Stable isotope (13C) and O2 micro-optode alternatives for measuring photosythesis in seaweeds

摘要

ABSTRACT: Many photosynthetic studies with macroalgae are based on oxygen evolution. This approach is preferred over 14C tracer techniques since oxygen electrodes are generally inexpensive and radioactive wastes are not produced. Nevertheless, oxygen techniques do not directly measure carbon assimilation; thus, primary production estimates rely on the conversion of oxygen units to carbon units via a photosynthetic quotient, which may vary depending on physiological state and nutrient status of the alga.
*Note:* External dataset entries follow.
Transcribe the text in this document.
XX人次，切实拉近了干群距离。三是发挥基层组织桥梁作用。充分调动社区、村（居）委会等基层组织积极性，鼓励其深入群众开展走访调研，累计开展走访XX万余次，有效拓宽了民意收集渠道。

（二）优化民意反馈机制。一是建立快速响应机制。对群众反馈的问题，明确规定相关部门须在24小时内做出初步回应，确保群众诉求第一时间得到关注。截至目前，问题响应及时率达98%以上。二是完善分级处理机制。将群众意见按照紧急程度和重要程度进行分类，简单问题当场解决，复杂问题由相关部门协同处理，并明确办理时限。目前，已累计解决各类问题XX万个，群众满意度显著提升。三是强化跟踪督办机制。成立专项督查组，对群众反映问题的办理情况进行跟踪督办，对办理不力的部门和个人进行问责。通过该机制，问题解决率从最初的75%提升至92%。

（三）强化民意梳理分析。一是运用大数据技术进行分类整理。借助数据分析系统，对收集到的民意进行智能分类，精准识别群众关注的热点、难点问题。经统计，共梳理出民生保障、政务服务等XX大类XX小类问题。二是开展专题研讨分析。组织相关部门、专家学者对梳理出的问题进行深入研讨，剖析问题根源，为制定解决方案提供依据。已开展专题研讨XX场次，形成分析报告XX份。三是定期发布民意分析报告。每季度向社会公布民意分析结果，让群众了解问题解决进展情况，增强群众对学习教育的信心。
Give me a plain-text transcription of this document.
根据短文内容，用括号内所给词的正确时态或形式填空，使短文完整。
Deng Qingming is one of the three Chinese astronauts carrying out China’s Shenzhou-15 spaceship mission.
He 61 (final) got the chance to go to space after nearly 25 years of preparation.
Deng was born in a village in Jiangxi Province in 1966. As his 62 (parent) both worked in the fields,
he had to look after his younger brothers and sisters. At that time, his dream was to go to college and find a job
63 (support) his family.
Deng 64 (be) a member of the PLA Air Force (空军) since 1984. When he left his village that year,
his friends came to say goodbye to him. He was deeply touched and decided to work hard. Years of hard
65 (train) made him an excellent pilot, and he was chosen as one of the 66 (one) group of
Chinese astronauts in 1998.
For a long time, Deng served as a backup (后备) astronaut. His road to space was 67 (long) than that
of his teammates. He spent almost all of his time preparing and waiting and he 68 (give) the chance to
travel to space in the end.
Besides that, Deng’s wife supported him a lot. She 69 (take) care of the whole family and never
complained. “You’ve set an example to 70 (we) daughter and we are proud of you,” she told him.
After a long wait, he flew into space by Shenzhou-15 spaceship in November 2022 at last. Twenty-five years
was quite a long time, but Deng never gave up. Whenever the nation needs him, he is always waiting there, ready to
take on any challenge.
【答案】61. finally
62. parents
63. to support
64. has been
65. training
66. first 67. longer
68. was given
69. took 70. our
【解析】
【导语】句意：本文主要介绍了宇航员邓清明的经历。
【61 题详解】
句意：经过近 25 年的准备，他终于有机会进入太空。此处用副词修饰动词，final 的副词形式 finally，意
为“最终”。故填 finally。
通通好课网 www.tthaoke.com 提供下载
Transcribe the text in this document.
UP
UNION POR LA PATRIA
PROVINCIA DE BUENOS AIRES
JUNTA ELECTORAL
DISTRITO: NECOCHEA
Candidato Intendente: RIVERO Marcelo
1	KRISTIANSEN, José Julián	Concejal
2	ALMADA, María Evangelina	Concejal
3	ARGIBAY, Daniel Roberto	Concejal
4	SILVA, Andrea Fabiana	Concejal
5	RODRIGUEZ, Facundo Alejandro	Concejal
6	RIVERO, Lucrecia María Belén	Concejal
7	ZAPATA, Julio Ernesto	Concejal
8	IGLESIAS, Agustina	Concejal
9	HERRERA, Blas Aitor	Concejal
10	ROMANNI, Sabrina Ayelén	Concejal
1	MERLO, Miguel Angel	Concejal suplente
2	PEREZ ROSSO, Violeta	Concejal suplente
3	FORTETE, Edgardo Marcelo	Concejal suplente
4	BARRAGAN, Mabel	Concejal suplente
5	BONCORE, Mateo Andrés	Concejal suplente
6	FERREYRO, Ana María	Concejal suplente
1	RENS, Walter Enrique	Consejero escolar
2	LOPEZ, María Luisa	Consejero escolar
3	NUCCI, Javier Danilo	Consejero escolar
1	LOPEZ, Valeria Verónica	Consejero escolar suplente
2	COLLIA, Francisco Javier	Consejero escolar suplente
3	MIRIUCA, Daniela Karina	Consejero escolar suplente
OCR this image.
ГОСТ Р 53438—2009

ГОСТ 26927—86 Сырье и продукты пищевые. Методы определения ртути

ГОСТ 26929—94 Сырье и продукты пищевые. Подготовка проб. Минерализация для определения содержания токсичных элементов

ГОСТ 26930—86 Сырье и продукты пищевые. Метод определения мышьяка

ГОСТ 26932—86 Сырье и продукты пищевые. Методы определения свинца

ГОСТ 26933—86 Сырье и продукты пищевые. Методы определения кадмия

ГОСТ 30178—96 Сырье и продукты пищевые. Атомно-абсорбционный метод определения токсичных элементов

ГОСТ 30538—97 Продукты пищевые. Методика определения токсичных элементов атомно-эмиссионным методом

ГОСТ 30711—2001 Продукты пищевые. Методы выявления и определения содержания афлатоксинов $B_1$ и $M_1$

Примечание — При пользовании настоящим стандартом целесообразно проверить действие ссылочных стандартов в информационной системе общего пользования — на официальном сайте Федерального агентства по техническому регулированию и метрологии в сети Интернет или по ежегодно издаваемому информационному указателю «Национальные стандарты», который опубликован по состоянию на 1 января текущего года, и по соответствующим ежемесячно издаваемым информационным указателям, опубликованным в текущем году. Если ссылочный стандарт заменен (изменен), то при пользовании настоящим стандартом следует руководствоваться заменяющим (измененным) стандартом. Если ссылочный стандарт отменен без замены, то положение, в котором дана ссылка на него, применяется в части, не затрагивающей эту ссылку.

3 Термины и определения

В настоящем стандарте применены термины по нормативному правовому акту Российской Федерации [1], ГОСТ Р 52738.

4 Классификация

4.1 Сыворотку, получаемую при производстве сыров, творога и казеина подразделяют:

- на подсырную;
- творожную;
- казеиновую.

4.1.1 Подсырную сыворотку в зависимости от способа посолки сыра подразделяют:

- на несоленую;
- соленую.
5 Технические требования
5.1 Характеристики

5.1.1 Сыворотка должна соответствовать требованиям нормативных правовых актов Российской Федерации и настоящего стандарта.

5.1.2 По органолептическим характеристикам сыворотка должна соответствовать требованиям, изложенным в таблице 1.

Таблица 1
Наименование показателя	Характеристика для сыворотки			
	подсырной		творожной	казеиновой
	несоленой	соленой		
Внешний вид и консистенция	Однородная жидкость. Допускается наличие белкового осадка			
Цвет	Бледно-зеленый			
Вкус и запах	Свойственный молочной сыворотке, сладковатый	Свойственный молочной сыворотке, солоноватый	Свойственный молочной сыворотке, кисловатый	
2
We present in detail 2 methods for measuring photosynthesis in macroalgae, both of which should enhance prospects for photosynthetic research, particularly under field conditions. First, a carbon uptake procedure is described which relies on incorporation of a stable 13C isotope label. Important advantages of the 13C method include simplicity of sample processing, avoidance of environmental hazards and restrictions of radioactive 14C, and ability to be used as a dual tracer with 15N. Second, we employed a fiber-optic micro-optode system for measurement of dissolved oxygen. The fluorescence-based optodes stabilize quickly (15 s), do not consume oxygen, and are simple to set up and maintain. Oxygen and carbon photosynthesis were assessed concurrently in a light/dark chamber design. Both techniques resolved significant decreases in light-saturated photosynthesis (P_max) in the kelp Laminaria hyperborea collected subtidally at 10 m compared to kelp at 0 m (from mean low tide). Oxygen and carbon photosynthetic rates agreed well with published values and were mutually consistent, considering a reasonable photosynthetic quotient. Estimated measurement errors (2%) associated with the 13C technique were less than intrinsic variation (20%) in photosynthetic rates between kelp individuals with similar light histories. Both techniques should provide an alternative to traditional photosynthetic protocols and stimulate further primary production research in macrophytes.